La conversación derivó hacia la situación abierta con la muerte de Nemglour, al que la siempre malintencionada Guipria mostró la convicción de que se había dado un ligero empujón hacia el traspaso, y a las posibilidades de Simbri y Bruijma después de la provisionalidad de Togryoldus, que nadie dudaba de que se acabaría más deprisa de lo conveniente para que los dos más jóvenes limasen diferencias. En cualquier caso, el equilibrio entre Bruijma y Simbri era suficiente para no tener que sufrir en caso de que finalmente fuera Simbri quien se situase en la cumbre.
– Quién sabe, el Laberinto podría inclinar la balanza -dijo Sadó interviniendo por fin, con sus ojos puestos en los de Ígur, y él hizo un esfuerzo por encontrar defectos en la figura y apartarse así de la aceleración emocional que le producía la joven cuñada, que parecía mejor dispuesta que otros días. Se le ocurrió la posibilidad real de ellos dos, y la conversación se esfumó de repente para él; Debrel y Guipria lo debieron de notar, porque intercambiaron miradas irónicas.
Ígur informó de que tenía trabajo con más brusquedad de la necesaria y, desde luego, de la deseable si se pretendía discreto, y se encaminó a la puerta.
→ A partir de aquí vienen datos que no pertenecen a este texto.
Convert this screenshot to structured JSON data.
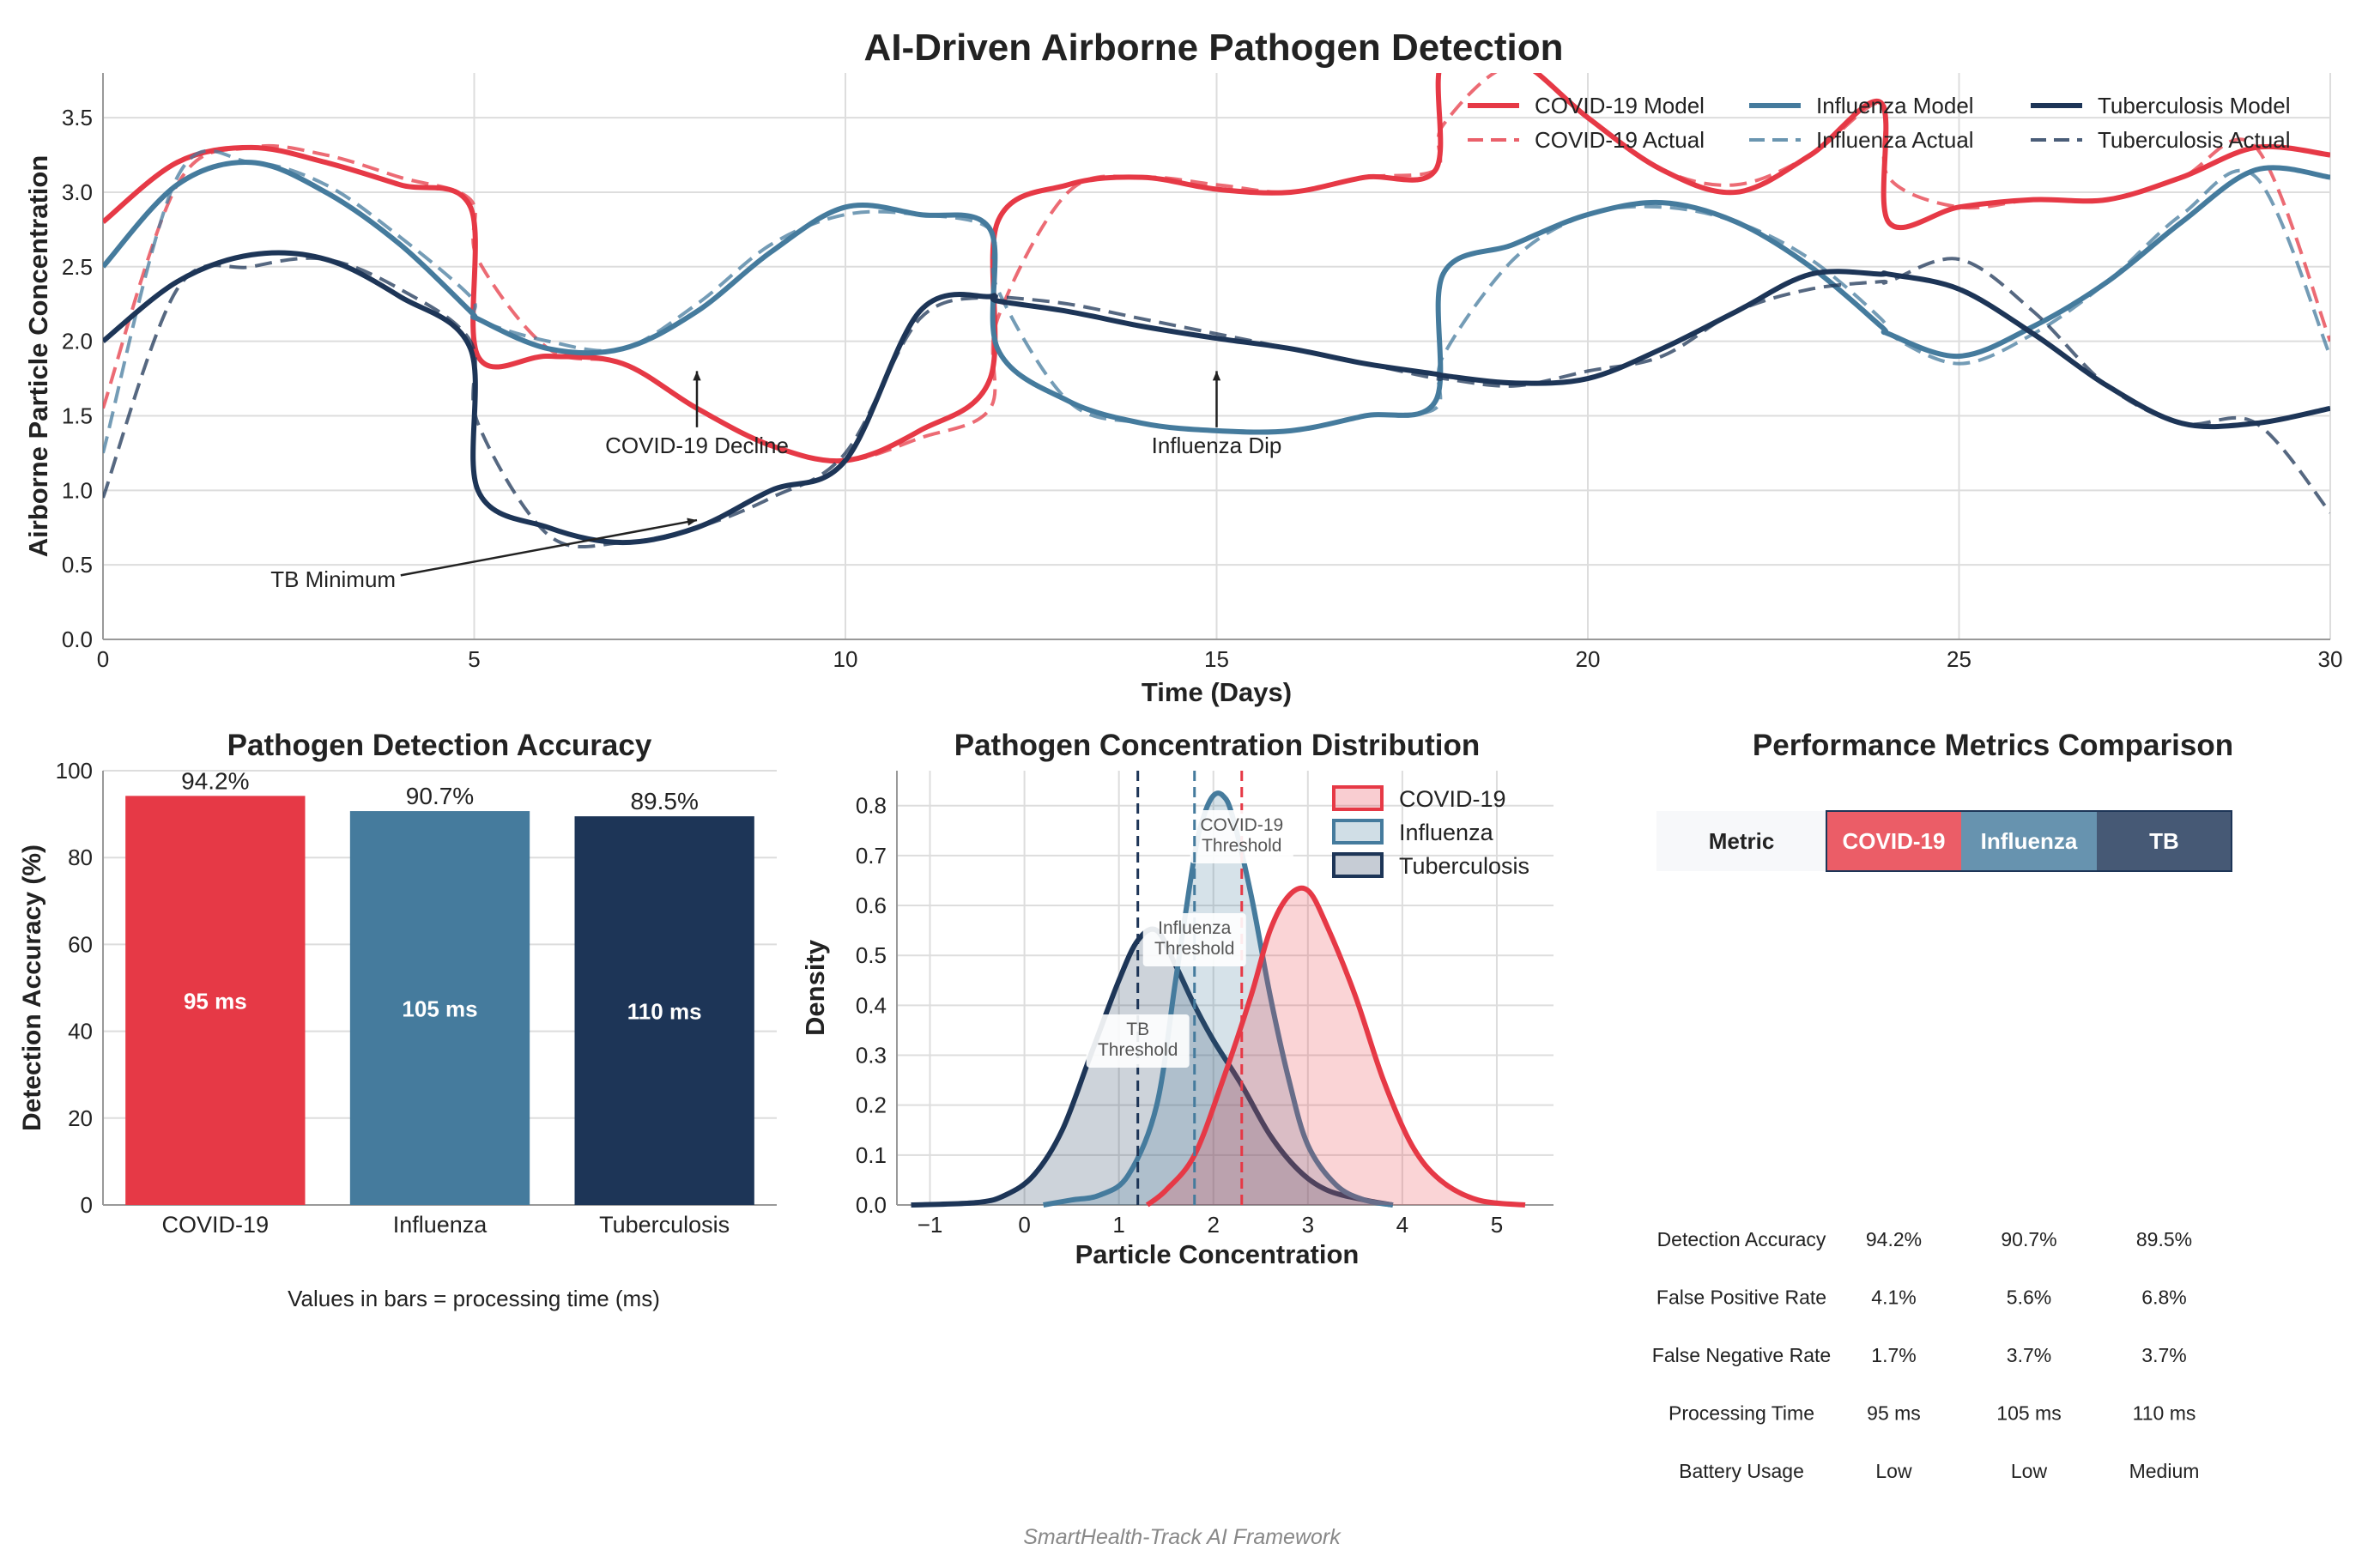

Le acompañó Debrel, recordándole que no se verían hasta que él y Silamo volviesen de Bracaberbría, y ofreciéndole una muestra de elegancia al limitar el mutis a los buenos deseos, sin aderezarlos, como Ígur temía, con recomendaciones severas y cargantes advertencias seniles.
A continuación, Ígur fue a la Equemitía a hablar con Ifact, y sufrió su segunda sesión del día de escollos administrativos; en este caso estaba obligado a fluctuar entre el compromiso formal y la cortesía de una laxitud difuminada, y su falta de experiencia lo alejaba por igual del valor, entendido como conjunto de recursos formales, necesario para notificar una decisión, y del trámite de solicitar un permiso, porque, en cualquier caso, era imposible pasar dos semanas en Bracaberbría sin notificarlo. Ifact estaba de buen humor y se lo puso fácil, incluso con el alivio de un encargo adicional, que, afortunadamente, no consistía en hacer daño a nadie; tan sólo se trataba de una gestión diplomática que no le pareció difícil. El Secretario de la Equemitía se interesó por los progresos del Laberinto, e Ígur le respondió sin mala gana a todo lo que le preguntó. Después, hacía días que lo esperaba con impaciencia, se dirigió al Palacio Conti, a ver el anunciado espectáculo preparado en colaboración con la Apotropía General de Juegos del Imperio.